Ms Smith-Gander said that the budget’s other key focal points – on encouraging greater workforce participation – would only have longer term benefits for the economy if there were also more jobs created.
Segments within retail that could benefit from the measure included car retailers and office supplies, she said, and its impact was likely to appear in business confidence surveys.
Wesfarmers owns some of the country’s largest retailers including, Coles, Target, Kmart, Bunnings, and Officeworks.
While some businesses would be able to fund the purchases from their cash flow, there may also be an increase in demand for bank credit, she said.
“There will be some small business loans, and the banking industry will have to respond quickly.”
“It’s truly amazing,” said Robbie Sefton, who runs a communications consultancy and has just finished a three year term on the Reserve Bank of Australia’s small business advisory board.
“This will definitely create opportunities for people to upgrade that phone system, upgrade software or replace daggy office chairs, it will definitely make a difference.”
Ms Sefton said the measures would have a psychological impact.
“It is a really powerful message about saying ‘don’t give up’,” she said.
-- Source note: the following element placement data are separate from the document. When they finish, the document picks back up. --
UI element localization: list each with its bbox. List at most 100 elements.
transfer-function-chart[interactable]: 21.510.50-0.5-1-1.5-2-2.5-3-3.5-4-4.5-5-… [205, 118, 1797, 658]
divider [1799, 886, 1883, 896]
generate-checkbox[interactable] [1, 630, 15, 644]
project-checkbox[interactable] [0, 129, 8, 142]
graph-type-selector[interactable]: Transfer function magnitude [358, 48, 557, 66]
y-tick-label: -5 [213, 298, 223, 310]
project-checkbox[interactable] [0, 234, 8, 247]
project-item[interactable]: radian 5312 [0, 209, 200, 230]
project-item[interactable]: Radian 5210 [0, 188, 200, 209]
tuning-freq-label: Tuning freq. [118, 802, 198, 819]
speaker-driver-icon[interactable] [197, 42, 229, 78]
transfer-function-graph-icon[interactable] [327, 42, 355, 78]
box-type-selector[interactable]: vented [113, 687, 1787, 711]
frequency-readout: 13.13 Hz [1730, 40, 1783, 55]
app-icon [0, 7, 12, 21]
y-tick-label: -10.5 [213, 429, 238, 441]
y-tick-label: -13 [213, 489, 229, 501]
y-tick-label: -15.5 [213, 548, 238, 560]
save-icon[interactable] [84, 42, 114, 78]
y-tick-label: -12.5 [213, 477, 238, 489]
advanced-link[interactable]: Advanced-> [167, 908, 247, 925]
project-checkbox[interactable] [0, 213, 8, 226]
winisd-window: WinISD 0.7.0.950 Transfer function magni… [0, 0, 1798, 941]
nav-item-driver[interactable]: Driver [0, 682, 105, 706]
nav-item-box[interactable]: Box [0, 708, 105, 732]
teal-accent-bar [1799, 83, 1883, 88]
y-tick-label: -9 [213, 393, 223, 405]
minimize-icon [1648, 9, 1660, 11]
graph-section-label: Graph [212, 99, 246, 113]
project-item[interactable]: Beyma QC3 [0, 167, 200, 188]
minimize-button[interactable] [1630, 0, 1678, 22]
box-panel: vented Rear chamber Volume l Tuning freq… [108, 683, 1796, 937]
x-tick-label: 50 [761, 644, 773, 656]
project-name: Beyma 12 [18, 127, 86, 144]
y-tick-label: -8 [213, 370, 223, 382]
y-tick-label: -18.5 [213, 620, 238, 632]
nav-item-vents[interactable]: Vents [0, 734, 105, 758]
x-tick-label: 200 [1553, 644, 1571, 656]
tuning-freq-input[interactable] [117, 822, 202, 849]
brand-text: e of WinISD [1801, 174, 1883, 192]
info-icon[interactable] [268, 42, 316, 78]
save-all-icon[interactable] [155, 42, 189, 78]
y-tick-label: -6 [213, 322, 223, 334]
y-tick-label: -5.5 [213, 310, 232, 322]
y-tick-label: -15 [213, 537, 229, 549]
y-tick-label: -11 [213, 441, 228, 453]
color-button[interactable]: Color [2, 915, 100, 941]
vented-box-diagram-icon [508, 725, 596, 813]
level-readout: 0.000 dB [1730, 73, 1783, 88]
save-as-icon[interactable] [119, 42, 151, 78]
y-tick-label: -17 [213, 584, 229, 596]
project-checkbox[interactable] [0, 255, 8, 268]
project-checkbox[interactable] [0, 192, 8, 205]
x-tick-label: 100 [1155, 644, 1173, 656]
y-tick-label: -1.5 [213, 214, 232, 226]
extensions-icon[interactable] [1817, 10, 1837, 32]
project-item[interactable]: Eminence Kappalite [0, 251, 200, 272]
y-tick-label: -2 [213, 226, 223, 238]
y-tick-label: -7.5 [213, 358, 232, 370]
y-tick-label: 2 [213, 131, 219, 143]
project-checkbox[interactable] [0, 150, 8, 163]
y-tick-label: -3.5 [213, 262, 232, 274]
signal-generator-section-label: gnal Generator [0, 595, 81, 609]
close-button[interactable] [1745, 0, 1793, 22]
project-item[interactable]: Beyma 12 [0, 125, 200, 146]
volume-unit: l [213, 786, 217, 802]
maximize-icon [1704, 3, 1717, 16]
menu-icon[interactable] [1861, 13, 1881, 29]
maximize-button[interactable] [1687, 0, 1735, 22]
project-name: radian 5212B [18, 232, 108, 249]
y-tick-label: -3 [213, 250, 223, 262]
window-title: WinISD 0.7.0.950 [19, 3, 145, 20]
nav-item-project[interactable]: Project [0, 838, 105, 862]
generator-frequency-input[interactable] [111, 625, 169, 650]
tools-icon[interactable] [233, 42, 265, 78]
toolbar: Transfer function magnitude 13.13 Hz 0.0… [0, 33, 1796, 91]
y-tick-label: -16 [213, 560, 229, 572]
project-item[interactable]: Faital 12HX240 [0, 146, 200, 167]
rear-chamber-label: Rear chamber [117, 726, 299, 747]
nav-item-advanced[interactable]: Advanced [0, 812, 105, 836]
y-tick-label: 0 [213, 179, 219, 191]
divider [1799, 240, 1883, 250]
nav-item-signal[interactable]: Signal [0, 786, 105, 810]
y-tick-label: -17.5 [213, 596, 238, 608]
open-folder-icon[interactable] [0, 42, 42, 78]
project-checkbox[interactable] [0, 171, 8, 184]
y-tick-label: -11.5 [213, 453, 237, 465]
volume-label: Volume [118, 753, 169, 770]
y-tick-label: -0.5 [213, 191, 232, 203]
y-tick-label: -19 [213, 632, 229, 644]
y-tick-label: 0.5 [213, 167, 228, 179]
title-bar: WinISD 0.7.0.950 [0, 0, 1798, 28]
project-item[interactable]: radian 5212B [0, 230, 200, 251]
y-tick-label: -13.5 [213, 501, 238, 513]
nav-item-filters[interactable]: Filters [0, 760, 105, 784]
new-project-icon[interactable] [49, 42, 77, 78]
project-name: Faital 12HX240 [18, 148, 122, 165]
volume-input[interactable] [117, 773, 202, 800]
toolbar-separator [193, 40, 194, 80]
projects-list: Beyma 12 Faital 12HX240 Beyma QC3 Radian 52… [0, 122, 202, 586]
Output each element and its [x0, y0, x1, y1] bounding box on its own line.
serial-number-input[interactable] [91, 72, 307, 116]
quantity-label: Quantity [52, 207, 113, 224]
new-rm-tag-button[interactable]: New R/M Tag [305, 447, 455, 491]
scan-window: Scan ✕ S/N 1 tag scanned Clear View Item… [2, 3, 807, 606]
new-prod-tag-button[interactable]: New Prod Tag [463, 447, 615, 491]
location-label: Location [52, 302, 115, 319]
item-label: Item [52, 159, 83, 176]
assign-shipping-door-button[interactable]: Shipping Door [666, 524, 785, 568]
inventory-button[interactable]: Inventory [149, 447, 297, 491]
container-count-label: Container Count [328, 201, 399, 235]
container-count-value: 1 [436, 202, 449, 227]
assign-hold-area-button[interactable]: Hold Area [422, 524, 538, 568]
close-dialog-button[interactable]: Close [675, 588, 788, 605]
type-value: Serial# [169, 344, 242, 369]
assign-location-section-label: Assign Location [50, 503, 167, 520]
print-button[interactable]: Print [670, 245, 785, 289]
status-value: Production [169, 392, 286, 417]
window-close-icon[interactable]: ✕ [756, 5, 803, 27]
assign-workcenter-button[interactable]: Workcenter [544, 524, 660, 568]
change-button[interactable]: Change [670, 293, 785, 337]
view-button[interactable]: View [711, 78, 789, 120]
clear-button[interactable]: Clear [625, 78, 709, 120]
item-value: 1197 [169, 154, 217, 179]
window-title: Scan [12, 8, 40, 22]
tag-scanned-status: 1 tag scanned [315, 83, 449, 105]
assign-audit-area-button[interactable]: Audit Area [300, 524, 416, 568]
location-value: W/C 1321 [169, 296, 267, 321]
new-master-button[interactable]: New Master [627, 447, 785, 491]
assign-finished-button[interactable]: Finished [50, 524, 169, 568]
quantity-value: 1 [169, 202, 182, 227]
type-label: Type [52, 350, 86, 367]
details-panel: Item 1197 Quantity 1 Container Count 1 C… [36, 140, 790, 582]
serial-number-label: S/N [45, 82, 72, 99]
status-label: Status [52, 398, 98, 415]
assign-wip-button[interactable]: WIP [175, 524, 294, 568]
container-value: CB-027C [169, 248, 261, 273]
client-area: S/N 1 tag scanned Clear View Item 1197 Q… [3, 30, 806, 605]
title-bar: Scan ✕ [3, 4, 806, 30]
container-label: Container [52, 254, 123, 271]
Ms Sefton said small businesses would look to grasp the detail of the opportunity which made the explanation of it important.
“If it is packaged up in a way that is simple and communicated well to their accountants they will, they rely on their accountant to give them advice particularly tax advice,” she said.
ANU institute of tax and transfer policy’s Miranda Stewart said the package was very similar to that rolled out as part of the Rudd government’s stimulus efforts in the global financial crisis although, crucially, this package was more generous with a $20,000 cap compared to a $5000 cap in Labor’s version.
She said there was empirical evidence that such programs would stimulate spending.
At the same time there was still an “open debate” about whether that spending was simply the bringing forward to investment that would have happened in future years and now would not, she said.